Fidarsi del cloud o non fidarsi, questo è il problema. Sebbene sia un componente importante nei data center, ci sono dei punti oscuri da chiarire. Il cloud, per chi non lo sapesse, consente di velocizzare il delivery dei servizi IT, di scalare le risorse dell’infrastruttura e, infine, di ridurre i costi. Utilizzando servizi di questo genere, come Microsoft Azure o Amazon Web Services, qualsiasi azienda è in grado di riprendere la sua operatività nel caso in cui dovesse trovarsi a fronteggiare situazioni di emergenza dopo un disastro e con costi inferiori. Ad ogni buon conto, pare che il cloud faccia rima con un altro elemento essenziale. E si chiama intelligence IT.
Per comprendere ciò di cui si sta parlando, è bene giungere ad una conoscenza adeguata delle complessità sottostanti le applicazioni multi-livello dei diversi componenti dell’infrastruttura IT. Parliamo dei server e dei dispositivi di rete, fino ad arrivare ai software e ai sistemi operativi. Nessuna soluzione è in grado di offrire un disaster recovery rapido ed efficiente. E c’è di più. Dopo un periodo di inattività, è fisiologico patire perdite e, sostanzialmente, anche la potenziale fiducia del cliente.

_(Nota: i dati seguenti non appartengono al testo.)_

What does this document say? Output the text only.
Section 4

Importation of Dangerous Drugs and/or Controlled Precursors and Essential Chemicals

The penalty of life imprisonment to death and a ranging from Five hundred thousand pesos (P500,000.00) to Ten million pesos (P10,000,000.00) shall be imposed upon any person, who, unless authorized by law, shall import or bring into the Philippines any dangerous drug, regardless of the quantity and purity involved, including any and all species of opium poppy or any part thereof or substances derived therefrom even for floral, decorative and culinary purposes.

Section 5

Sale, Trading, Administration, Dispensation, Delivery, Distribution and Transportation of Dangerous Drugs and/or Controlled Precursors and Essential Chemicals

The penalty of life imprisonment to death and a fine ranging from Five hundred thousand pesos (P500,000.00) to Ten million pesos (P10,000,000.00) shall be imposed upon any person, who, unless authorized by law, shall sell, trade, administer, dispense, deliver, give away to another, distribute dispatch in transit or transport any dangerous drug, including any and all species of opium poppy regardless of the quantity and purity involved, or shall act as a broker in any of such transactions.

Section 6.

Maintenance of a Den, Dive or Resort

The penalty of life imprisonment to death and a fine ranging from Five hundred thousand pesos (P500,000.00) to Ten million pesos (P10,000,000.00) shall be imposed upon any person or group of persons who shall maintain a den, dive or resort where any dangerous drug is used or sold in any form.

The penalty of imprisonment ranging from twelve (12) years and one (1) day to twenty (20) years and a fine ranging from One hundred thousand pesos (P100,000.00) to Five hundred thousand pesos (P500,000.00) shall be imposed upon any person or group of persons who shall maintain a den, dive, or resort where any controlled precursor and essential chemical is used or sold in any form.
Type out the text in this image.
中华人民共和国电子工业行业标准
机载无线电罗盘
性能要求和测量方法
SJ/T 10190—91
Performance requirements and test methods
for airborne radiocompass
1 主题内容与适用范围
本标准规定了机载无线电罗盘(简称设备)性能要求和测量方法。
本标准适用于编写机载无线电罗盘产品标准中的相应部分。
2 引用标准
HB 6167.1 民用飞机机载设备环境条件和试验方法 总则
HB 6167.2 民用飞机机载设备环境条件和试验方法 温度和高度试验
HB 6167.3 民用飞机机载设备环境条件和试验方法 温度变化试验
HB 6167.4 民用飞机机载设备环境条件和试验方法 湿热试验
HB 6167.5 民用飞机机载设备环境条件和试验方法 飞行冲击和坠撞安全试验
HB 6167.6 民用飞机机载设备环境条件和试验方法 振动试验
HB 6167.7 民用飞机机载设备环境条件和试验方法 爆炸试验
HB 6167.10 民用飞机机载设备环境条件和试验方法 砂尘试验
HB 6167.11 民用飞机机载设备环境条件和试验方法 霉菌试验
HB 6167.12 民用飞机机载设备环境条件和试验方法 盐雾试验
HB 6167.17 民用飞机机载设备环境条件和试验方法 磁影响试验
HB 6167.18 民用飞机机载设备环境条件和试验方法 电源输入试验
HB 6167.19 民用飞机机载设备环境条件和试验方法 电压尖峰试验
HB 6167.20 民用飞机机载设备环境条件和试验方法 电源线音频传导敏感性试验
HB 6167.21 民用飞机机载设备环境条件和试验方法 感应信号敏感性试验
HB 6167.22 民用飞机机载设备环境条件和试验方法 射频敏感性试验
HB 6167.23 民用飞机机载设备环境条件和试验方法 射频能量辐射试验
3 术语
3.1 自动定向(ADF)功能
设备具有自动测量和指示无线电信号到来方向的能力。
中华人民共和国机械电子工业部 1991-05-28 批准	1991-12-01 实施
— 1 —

Un recovery completo ed esaustivo nel cloud è più efficace se lo si integra con un’intelligence di applicazione. Per una massima accuratezza e rapidità, questa dovrebbe essere in grado di riconoscere le relazioni fra le applicazioni e le componenti dell’infrastruttura. Ciò viene raggiunto qualora siano presenti gli agenti che monitorano lo stato delle applicazioni e quel che comporta la rete di componenti dipendente. Ne consegue che sfruttare l’intelligence IT è essenziale. Non solo per rendere i failover e i failback più rapidi, ma anche e soprattutto affidabili.